Because he improves the performance of his teammates, Maradona gets a pass from most of them for his flighty behavior. "Maradona can do 100 good things, but as soon as he does one bad thing, everybody jumps on him," says José Luis Brown, the sweeper for Argentina who played on the 1986 World Cup team. "The truth is that Maradona is a great person. You will never find his teammates speaking bad of him, because we know him as a person as well as a player. We know what he is like inside."
If no one else knows, so be it. Folks who are right out on the edge aren't always easy for the rest of us to fathom. A great, troubled athlete can always claim that he is simply misunderstood by the public. Certainly it is hard to understand how a man who claims he is sick of publicity can appear in the Italian weekly magazine 7 wearing a wreath of fern leaves on his head and a bikini in one shot and relaxing under a beauty salon hair dryer in another, as Maradona recently did.
Maradona's Argentine teammate Jorge Valdano acknowledges that the star has made some p.r. mistakes. "But who hasn't?" he asks. "And just because he's Maradona, small things become gigantic things and are reported in the world's newspapers."
This undeniably is true. When Maradona said in December that the 1990 World Cup draw was rigged, the news traveled around the globe faster than a space shuttle.

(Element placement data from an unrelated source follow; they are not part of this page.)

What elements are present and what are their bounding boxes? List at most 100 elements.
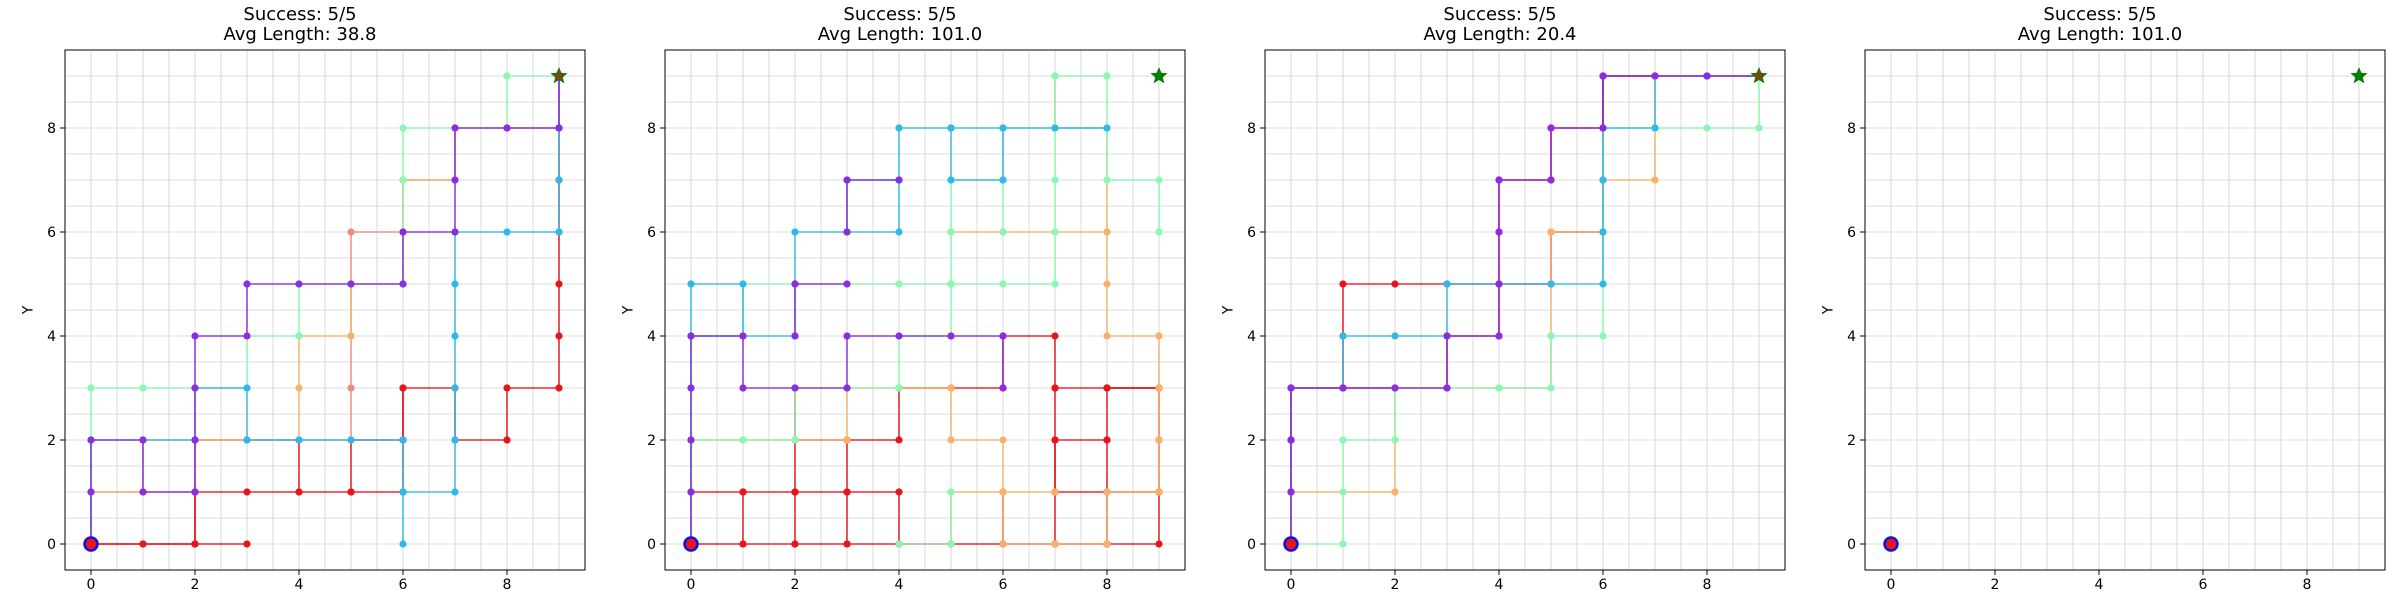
trajectory-series <box>687 332 1007 548</box>
trajectory-point <box>739 488 747 496</box>
chart-title-line-2: Avg Length: 101.0 <box>2017 24 2183 45</box>
trajectory-series <box>895 488 955 548</box>
x-tick-label: 0 <box>1287 577 1296 593</box>
trajectory-point <box>843 436 851 444</box>
trajectory-series <box>843 436 851 548</box>
trajectory-point <box>347 332 355 340</box>
trajectory-point <box>843 176 851 184</box>
y-tick-label: 8 <box>647 121 656 137</box>
trajectory-point <box>1103 540 1111 548</box>
y-tick-label: 6 <box>1247 225 1256 241</box>
trajectory-point <box>843 332 851 340</box>
y-tick-label: 8 <box>47 121 56 137</box>
plot-area: 0 2 4 6 8 0 2 4 6 8 <box>647 49 1186 593</box>
trajectory-point <box>503 436 511 444</box>
trajectory-point <box>1051 332 1059 340</box>
trajectory-point <box>895 124 903 132</box>
plot-area: 0 2 4 6 8 0 2 4 6 8 <box>47 49 586 593</box>
trajectory-point <box>1155 332 1163 340</box>
x-tick-label: 4 <box>895 577 904 593</box>
plot-area: 0 2 4 6 8 0 2 4 6 8 <box>1847 49 2386 593</box>
trajectory-series <box>791 280 851 340</box>
trajectory-point <box>1495 332 1503 340</box>
trajectory-point <box>139 488 147 496</box>
trajectory-point <box>399 384 407 392</box>
trajectory-point <box>451 436 459 444</box>
x-tick-label: 6 <box>1599 577 1608 593</box>
goal-reached-marker <box>552 69 566 82</box>
y-tick-label: 6 <box>47 225 56 241</box>
trajectory-point <box>999 540 1007 548</box>
trajectory-point <box>999 436 1007 444</box>
trajectory-point <box>1155 384 1163 392</box>
trajectory-series <box>843 176 903 236</box>
trajectory-point <box>947 176 955 184</box>
x-tick-label: 8 <box>1103 577 1112 593</box>
trajectory-point <box>451 124 459 132</box>
trajectory-point <box>1547 384 1555 392</box>
trajectory-point <box>791 488 799 496</box>
trajectory-point <box>1103 228 1111 236</box>
trajectory-point <box>999 332 1007 340</box>
trajectory-point <box>347 384 355 392</box>
trajectory-point <box>243 436 251 444</box>
trajectory-point <box>1339 488 1347 496</box>
x-tick-label: 2 <box>791 577 800 593</box>
x-tick-label: 6 <box>999 577 1008 593</box>
trajectory-point <box>1051 176 1059 184</box>
trajectory-point <box>399 228 407 236</box>
y-tick-label: 0 <box>47 537 56 553</box>
start-marker <box>683 536 699 552</box>
x-tick-label: 2 <box>1991 577 2000 593</box>
trajectory-point <box>1651 176 1659 184</box>
trajectory-point <box>1651 124 1659 132</box>
trajectory-point <box>1339 384 1347 392</box>
chart-title-line-2: Avg Length: 20.4 <box>1423 24 1577 45</box>
trajectory-point <box>1443 384 1451 392</box>
y-tick-label: 4 <box>647 329 656 345</box>
start-marker <box>83 536 99 552</box>
trajectory-point <box>895 280 903 288</box>
trajectory-point <box>1391 436 1399 444</box>
trajectory-point <box>1339 540 1347 548</box>
trajectory-point <box>451 176 459 184</box>
trajectory-point <box>87 384 95 392</box>
trajectory-point <box>1651 72 1659 80</box>
trajectory-point <box>1051 436 1059 444</box>
trajectory-point <box>1599 176 1607 184</box>
trajectory-point <box>791 540 799 548</box>
trajectory-point <box>555 228 563 236</box>
trajectory-point <box>295 488 303 496</box>
y-tick-label: 6 <box>647 225 656 241</box>
trajectory-point <box>1599 124 1607 132</box>
trajectory-point <box>791 436 799 444</box>
trajectory-point <box>895 384 903 392</box>
trajectory-point <box>947 488 955 496</box>
trajectory-point <box>1599 228 1607 236</box>
trajectory-point <box>451 384 459 392</box>
trajectory-point <box>895 228 903 236</box>
trajectory-point <box>1103 124 1111 132</box>
trajectory-series <box>947 124 1007 132</box>
trajectory-point <box>1103 436 1111 444</box>
x-tick-label: 0 <box>87 577 96 593</box>
x-tick-label: 4 <box>2095 577 2104 593</box>
trajectory-point <box>687 332 695 340</box>
trajectory-point <box>947 332 955 340</box>
trajectory-point <box>1155 488 1163 496</box>
trajectory-point <box>1547 228 1555 236</box>
trajectory-point <box>191 488 199 496</box>
x-tick-label: 4 <box>295 577 304 593</box>
trajectory-point <box>999 280 1007 288</box>
trajectory-point <box>295 384 303 392</box>
y-tick-label: 2 <box>1247 433 1256 449</box>
trajectory-point <box>739 280 747 288</box>
trajectory-point <box>191 384 199 392</box>
trajectory-point <box>791 280 799 288</box>
trajectory-point <box>399 488 407 496</box>
trajectory-point <box>451 228 459 236</box>
trajectory-point <box>999 488 1007 496</box>
x-tick-label: 6 <box>399 577 408 593</box>
y-tick-label: 6 <box>1847 225 1856 241</box>
trajectory-point <box>895 488 903 496</box>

Likewise, when he chartered an Aerolineas Argentinas Boeing 747 and flew a few hundred friends from Rome to Buenos Aires for his million-dollar wedding last November in that inflation-wracked country, it made the gossip sheets everywhere. No one will deny that Maradona is whimsical, emotional and naive. Even he will admit as much. "If at times I get angry or I complain, it's because I don't know how to keep my feelings quiet," he says. "And I don't want to learn."